[argyllcms] Re: using a digital camera as a colorimeter
- From: "Alastair M. Robinson" <blackfive@xxxxxxxxxxxxxxxxx>
- To: argyllcms@xxxxxxxxxxxxx
- Date: Fri, 07 Oct 2005 00:29:19 +0100
Stephan Bourgeois wrote:
I then used a digital camera (Kodak DX6440) under direct sunlight and
got an *excellent* result, with almost no color cast. This camera
doesn't have a "raw" mode (only sRGB JPEG), and there is some clipping
on the primary colors, as one would expect in the sRGB space. No doubt I
will do this again with a camera that gives more control and more
range... I have only tested the profile with "photographic" images, I
haven't tested it against very saturated color patches that may reveal
errors due to the clipping.
That's very interesting.
Did you photograph the IT8 target and build a profile for the camera, or
"trust" the camera's sRGB space?
If the former, did you have the IT8 target and Argyll target in the same
My interpretation for those results is :
a. the light source could be a more important factor in color rendition
of these devices than the spectral response of the RGB filters. The
scanners I used offer the worst light source i.e. cold cathode tube,
that looked very "spikey" in a handheld spectroscope.
b. the scanner seems to clip highlights when using a paper with
fluorescent whitening agents.

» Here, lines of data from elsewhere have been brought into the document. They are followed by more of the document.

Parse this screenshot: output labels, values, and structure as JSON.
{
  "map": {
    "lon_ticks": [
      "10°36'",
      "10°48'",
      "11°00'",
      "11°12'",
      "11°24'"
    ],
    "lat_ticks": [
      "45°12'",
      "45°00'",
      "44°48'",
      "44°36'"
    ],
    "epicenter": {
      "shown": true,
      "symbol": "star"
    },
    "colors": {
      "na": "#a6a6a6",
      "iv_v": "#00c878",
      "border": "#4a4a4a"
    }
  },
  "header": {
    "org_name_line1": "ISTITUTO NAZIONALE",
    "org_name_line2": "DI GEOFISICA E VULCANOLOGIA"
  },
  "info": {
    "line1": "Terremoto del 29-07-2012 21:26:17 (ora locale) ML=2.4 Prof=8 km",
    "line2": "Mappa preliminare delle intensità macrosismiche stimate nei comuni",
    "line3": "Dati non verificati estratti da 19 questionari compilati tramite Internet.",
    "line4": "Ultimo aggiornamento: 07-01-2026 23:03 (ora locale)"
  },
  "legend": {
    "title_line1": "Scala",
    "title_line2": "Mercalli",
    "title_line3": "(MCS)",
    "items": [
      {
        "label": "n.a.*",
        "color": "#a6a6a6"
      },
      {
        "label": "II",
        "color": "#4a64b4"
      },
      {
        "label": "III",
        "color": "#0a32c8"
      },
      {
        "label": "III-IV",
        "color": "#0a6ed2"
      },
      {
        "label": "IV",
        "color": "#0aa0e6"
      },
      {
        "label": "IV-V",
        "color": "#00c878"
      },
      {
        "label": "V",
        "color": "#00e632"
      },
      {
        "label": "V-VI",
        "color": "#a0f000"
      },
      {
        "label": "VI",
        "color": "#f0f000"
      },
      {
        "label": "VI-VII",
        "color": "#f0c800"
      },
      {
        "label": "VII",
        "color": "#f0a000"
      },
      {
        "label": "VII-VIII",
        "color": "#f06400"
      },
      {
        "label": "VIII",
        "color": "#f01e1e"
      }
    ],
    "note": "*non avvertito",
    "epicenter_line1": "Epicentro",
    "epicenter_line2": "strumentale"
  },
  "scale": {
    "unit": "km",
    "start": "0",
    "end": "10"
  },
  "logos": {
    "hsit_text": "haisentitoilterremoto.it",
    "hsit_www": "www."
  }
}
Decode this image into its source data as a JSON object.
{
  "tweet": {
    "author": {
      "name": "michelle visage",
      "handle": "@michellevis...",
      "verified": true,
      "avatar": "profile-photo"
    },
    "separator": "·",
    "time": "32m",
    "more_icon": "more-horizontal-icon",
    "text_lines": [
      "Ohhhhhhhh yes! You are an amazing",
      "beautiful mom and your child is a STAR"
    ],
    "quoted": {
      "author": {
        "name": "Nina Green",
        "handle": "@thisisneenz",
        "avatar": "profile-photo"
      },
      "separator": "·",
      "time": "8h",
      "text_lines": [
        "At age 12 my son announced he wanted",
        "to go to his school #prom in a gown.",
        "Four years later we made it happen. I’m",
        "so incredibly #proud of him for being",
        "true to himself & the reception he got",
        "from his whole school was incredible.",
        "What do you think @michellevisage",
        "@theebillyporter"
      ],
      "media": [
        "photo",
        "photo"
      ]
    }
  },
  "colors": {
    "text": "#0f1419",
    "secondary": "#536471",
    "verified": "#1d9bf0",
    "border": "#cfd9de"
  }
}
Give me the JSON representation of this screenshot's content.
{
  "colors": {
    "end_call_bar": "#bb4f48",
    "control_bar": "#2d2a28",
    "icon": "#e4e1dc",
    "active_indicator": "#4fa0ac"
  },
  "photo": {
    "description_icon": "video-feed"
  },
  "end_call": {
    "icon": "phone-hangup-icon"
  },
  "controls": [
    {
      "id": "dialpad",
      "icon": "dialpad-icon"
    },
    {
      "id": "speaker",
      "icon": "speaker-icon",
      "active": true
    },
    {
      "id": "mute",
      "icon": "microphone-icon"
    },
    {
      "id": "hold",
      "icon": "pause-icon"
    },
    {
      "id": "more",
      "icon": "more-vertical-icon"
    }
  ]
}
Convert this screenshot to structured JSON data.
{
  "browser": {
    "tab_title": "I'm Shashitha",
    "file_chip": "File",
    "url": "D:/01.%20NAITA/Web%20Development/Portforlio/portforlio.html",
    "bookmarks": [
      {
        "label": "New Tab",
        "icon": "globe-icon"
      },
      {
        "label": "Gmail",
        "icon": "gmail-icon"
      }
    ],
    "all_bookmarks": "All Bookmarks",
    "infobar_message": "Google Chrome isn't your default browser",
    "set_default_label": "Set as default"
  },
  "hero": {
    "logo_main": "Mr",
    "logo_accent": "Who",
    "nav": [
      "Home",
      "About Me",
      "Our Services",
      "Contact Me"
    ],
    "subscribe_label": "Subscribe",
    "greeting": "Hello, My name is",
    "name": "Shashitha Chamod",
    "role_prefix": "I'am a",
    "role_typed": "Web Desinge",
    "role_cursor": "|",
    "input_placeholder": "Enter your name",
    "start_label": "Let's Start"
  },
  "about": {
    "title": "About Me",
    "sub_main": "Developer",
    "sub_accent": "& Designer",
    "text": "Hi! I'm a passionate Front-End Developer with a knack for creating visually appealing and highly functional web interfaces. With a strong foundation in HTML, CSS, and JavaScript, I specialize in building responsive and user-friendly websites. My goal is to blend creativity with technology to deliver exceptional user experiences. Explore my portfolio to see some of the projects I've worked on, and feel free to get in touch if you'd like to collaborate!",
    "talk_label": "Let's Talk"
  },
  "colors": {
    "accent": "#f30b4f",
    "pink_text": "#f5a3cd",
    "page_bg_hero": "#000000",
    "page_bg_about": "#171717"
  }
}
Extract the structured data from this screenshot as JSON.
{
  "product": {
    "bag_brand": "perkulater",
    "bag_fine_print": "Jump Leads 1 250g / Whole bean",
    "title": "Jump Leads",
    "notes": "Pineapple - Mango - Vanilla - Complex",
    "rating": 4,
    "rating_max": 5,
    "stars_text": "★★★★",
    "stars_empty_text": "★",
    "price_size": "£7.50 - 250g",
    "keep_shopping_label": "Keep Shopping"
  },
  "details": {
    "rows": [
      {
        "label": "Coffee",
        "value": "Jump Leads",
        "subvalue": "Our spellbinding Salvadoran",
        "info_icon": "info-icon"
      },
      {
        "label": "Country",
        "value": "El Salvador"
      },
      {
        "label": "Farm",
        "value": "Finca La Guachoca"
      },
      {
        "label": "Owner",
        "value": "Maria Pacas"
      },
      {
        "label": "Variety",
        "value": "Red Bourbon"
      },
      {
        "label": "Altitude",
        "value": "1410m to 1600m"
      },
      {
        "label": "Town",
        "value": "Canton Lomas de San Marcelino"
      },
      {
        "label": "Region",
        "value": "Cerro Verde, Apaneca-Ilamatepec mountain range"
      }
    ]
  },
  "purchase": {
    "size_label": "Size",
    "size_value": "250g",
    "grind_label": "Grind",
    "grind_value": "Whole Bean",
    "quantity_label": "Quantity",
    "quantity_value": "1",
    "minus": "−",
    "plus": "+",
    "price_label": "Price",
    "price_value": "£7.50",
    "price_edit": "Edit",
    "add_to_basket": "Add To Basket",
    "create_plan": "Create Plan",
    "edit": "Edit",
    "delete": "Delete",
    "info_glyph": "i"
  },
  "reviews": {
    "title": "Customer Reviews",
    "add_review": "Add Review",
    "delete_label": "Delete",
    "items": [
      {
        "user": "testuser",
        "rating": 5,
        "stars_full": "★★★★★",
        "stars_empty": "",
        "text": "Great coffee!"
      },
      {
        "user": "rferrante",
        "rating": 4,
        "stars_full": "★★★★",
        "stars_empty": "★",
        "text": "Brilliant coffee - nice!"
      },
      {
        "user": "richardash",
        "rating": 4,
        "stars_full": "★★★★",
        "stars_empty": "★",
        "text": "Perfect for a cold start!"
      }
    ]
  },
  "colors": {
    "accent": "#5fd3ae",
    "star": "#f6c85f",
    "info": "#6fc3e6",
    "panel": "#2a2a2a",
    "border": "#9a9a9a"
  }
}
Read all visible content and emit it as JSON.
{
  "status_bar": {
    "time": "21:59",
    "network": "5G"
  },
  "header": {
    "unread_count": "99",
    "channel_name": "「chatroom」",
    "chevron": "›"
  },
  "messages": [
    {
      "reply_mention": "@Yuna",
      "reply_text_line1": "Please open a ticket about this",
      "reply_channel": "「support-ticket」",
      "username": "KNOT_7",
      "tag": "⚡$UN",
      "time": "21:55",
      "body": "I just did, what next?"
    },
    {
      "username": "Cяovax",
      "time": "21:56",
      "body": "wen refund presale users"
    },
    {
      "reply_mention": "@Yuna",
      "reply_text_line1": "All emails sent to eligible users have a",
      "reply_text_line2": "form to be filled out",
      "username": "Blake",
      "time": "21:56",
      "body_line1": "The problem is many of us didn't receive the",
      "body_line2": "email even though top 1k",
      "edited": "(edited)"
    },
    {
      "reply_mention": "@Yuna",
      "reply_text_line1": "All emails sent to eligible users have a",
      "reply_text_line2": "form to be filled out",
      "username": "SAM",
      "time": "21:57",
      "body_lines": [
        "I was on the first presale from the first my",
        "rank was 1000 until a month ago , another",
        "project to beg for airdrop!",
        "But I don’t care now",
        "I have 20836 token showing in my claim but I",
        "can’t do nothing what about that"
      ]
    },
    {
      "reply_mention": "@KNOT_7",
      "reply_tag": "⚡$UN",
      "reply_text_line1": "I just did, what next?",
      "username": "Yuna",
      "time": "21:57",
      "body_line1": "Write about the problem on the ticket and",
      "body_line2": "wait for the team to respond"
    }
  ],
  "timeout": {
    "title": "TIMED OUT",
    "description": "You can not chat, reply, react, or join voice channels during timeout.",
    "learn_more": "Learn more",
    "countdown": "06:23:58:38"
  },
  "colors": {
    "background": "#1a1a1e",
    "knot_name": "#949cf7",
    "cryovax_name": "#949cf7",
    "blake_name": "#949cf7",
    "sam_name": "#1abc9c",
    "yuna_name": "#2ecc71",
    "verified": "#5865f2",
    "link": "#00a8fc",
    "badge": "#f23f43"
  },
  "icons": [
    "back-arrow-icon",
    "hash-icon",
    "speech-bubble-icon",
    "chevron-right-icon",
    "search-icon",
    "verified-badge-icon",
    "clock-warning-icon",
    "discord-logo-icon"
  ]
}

The clipping is different with a camera.
I'm told that using Vuescan can help to avoid the clipping problem (due
to better exposure control), which in turn helps minimise the colour cast.
I had a very interesting conversion with Stephen Tweedie a couple of
months back, and he showed me a program he'd knocked up to do some
jiggery-pokery on an Argyll .ti3 file and perform a rough FWA
correction, using just XYZ sample data.
Here are my questions:
1. Please comment on this.
See above :)
2. What would be the difference between using a colorimeter (eg. Color
mouse CM2C) and a digital camera with a good quality light source (xenon
I imagine that the colourmouse would have a much wider gamut. I have
one myself, and have had good results generally.
The colourmouse, AFAICT has a fairly simple light sensor (possibly even
monochrome), and cycles between several different coloured LEDs. Using
the amount of light reflected from the patch for each colour, the driver
software figures out an XYZ value for the measured patch.
3. Can I use the peak error and average error reported by the "profile"
command as an indicator of the accuracy of the color measuring device?
No - the only way to do that is to measure some patches of colour,
convert them to the printer's colour space using absolute colorimetric
intent, print them, and compare the printed patches.
The peak and average error merely tell you well Argyll's generated
tables fit the original data in the .ti3 file. With the colourmouse,
and targets of 120 - 150 patches, I seem to get a peak error of about
1.3, and average of 0.8.
What sort of values do you see using your digital camera trick?